With the exception of product modifications, none of the above
functions constitute production in terms of eligibility for NAFTA-
Transitional Adjustment Assistance, as they do not meet the eligibility
of the Trade Act. Product modification accounted for a negligible
portion of the work performed at the subject firm.
The petitioner also asserts that subject firm workers performed
engineering functions, including prototype design and production.
Contact with the company revealed that prototype production was a
rare and intermittent function that constituted a negligible percentage
of work performed at the subject facility.
The petitioner alleges that the subject firm workers performed
``article upgrades'' on products that required new components.
Investigation into this matter, including contact with the company,
revealed that any ``upgrades'' performed represented a negligible
percentage of work performed at the subject facility.
Finally, the petitioner appears to allege that the subject firm
workers are eligible because they served as a source of packaging,
updated literature, fault reports and components added to the product
that was shipped to their facility.
Investigation into this matter revealed that subject firm workers
do not produce packaging or updated literature.
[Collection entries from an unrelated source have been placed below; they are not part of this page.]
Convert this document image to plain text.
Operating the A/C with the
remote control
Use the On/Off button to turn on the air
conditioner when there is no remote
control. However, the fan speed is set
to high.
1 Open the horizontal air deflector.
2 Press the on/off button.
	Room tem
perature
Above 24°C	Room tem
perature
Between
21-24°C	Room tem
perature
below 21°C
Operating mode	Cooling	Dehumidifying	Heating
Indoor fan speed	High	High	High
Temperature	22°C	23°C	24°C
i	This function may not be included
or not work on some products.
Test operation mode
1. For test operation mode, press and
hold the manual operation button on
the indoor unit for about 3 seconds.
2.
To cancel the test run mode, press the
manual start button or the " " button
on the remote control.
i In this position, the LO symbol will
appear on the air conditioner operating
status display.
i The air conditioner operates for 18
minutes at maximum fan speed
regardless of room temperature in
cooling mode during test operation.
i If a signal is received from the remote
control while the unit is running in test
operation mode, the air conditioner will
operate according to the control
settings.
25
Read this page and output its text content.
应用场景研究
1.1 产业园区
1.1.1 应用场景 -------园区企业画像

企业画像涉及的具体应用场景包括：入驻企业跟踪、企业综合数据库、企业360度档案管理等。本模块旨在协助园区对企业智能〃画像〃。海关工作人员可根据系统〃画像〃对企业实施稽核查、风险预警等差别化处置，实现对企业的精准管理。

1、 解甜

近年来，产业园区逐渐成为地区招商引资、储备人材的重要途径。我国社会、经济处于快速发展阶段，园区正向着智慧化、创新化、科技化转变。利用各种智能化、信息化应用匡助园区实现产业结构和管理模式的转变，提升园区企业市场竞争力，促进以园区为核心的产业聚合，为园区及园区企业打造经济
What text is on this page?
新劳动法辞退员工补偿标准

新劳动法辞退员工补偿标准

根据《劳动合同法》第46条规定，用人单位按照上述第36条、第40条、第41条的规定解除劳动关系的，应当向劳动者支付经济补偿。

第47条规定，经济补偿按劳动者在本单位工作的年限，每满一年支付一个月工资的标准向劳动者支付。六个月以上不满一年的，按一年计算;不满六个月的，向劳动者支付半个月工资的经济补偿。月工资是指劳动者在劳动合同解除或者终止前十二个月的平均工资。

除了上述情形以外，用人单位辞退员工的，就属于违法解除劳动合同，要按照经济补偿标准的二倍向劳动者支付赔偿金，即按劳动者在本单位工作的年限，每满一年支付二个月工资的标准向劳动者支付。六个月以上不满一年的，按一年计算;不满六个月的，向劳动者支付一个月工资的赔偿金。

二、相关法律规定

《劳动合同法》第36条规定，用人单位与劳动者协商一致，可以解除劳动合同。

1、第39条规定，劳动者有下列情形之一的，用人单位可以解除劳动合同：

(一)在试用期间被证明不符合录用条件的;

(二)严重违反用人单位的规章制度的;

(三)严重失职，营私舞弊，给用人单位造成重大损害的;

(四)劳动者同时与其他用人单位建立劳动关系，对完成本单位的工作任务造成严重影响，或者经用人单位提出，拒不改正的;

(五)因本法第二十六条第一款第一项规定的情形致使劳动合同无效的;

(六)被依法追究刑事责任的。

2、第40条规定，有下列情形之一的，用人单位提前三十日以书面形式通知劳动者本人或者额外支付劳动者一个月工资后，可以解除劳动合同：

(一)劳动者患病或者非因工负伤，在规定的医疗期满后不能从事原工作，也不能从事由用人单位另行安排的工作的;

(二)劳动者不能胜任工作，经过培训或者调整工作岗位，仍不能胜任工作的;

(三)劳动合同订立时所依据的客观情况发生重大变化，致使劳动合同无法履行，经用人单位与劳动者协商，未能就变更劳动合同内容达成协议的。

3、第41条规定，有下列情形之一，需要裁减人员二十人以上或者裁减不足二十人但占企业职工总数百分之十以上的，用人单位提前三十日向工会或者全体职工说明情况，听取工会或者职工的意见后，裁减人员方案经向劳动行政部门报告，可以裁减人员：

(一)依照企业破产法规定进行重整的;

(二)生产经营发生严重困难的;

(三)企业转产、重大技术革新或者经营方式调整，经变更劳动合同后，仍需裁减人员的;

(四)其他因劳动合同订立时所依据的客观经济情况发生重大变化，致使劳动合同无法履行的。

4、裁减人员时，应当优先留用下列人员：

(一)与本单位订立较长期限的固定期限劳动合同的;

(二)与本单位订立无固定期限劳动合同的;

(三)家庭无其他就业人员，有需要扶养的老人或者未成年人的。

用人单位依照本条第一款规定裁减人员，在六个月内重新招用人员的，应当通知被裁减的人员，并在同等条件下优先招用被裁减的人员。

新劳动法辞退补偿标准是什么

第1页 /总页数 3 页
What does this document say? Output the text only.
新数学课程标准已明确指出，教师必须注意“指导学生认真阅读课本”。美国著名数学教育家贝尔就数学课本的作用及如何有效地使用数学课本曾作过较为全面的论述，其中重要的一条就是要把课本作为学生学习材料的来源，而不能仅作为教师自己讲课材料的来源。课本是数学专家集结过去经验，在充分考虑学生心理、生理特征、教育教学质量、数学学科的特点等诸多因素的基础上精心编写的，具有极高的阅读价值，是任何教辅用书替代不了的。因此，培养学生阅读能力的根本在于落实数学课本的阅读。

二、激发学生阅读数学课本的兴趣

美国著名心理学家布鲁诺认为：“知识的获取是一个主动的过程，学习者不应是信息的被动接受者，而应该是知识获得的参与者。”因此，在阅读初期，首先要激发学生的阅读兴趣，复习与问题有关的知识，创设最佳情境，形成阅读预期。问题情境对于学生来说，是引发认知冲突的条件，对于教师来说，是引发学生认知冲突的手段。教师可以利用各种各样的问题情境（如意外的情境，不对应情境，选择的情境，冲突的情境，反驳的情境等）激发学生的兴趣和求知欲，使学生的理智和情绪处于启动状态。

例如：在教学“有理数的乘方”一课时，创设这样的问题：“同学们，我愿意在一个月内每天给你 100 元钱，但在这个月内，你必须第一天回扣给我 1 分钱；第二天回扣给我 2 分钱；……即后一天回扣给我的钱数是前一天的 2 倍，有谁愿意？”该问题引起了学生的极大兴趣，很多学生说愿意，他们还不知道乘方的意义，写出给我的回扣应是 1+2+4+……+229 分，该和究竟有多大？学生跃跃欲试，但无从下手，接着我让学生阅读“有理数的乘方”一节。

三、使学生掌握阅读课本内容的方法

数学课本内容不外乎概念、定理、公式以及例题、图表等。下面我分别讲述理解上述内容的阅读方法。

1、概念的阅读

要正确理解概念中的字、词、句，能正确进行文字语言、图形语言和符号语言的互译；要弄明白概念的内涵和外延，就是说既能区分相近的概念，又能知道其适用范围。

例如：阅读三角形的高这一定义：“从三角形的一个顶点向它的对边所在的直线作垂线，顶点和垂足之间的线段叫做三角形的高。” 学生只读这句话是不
Fault reports are not
considered production in context with worker eligibility for NAFTA-TAA.
Further, components were added either as part of repair work, or were
intermittent and not significant enough to qualify subject firm worker
functions as production.
Only in very limited instances are service workers certified for
TAA, namely the worker separations must be caused by a reduced demand
for their services from a parent or controlling firm or subdivision
whose workers produce an article and who are currently under
certification for NAFTA-TAA. In this case, no such certification
exists.
In conclusion, the workers at the subject firm did not produce an
article within the meaning of section 250(a) of the Trade Act of 1974,
as amended.
Conclusion
After review of the application and investigative findings, I
conclude that there has been no error or misinterpretation of the law
or of the facts which would justify reconsideration of the Department
of Labor's prior decision. Accordingly, the application is denied.
Signed at Washington, DC, this 10th day of March 2003.
Edward A. Tomchick,
Director, Division of Trade Adjustment Assistance.